La démocratie libérale américaine, autrefois perçue comme un phare de la liberté d’expression et de la pensée critique dans le monde, est aujourd’hui confrontée à une menace sans précédent venant de l’intérieur. Cette menace ne provient pas d’ennemis étrangers, mais d’une alliance sinistre entre des politiques militaristes et le soutien inconditionnel des États‑Unis à Israël.
Cette alliance a déplacé les universités — le berceau de la libre pensée et du dialogue critique — de leur place légitime et a transformé le gouvernement américain en un léviathan qui réprime brutalement toute voix dissidente. Cette tendance, présentant d’inquiétantes similitudes avec les actions d’Israël contre les Palestiniens et ses détracteurs, menace non seulement la démocratie libérale mais met aussi en danger la position des États‑Unis en tant que leader intellectuel mondial.

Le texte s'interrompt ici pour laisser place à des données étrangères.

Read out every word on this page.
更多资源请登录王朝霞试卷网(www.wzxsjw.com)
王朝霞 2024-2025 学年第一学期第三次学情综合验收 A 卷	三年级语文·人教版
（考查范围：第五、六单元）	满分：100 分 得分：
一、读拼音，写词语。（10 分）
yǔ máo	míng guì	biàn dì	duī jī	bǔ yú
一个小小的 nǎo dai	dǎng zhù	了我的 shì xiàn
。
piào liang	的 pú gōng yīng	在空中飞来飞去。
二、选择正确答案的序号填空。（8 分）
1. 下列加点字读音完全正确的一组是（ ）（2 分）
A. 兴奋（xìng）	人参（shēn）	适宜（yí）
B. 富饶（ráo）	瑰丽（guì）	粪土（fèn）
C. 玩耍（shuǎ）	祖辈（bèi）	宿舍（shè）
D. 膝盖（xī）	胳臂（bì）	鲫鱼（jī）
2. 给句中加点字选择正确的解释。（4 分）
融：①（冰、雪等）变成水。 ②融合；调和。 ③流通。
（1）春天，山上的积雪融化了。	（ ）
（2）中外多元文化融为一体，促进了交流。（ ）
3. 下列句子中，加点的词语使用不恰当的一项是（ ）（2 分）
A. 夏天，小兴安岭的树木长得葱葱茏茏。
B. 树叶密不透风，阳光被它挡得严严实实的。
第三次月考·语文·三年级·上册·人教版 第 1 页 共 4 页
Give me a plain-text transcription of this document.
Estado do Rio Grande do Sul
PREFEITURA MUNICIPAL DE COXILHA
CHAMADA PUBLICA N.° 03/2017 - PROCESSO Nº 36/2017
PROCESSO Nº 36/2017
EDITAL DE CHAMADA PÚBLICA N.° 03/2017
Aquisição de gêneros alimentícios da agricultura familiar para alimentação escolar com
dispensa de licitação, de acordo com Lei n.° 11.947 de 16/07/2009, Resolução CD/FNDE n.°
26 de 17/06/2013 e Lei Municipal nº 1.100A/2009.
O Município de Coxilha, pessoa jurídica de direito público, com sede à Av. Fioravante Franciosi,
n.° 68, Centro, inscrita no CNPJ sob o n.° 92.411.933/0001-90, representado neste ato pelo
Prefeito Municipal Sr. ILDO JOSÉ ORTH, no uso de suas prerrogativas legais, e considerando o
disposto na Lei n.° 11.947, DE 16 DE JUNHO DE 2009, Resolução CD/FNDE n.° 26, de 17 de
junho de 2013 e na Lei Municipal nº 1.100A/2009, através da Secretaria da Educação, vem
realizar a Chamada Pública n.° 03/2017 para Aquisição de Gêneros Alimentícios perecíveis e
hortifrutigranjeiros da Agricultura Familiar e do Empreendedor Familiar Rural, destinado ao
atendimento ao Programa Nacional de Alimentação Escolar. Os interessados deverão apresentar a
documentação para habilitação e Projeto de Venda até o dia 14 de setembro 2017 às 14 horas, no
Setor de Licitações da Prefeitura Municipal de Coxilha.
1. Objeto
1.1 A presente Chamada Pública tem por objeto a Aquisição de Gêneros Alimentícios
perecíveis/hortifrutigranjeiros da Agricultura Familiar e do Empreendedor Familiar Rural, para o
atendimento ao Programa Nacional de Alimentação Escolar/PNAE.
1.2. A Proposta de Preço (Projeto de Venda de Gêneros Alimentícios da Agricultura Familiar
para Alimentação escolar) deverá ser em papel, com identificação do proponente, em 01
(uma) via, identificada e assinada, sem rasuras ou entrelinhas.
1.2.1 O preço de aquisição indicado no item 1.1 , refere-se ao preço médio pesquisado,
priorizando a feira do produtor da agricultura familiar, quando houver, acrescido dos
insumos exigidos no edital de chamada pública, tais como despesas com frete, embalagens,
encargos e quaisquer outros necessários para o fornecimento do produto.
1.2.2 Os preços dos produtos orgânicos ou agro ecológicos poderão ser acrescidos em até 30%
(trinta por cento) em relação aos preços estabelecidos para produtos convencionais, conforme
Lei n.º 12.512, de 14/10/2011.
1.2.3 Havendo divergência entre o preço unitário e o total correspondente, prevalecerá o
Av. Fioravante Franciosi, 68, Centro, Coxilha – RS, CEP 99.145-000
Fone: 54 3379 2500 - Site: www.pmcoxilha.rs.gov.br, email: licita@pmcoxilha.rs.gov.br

Le soutien inébranlable des États‑Unis à Israël: une source de fracture croissante au sein des Américains
L’appui inconditionnel des États‑Unis à Israël, notamment pendant le récent conflit entre Israël et le Hamas, a creusé la fissure au sein de la société américaine. Un sondage du Pew Research Center publié récemment (mars 2025) montre que le soutien des Américains envers Israël a diminué et n’est plus inconditionnel. Selon l’enquête, 53 % des Américains portent une vision négative d’Israël, soit une hausse de 11 points depuis 2022. Ce changement est particulièrement marqué chez les démocrates et chez les moins de 30 ans, avec 33 % de ce groupe exprimant de la sympathie pour les Palestiniens et seulement 14 % pour les Israéliens.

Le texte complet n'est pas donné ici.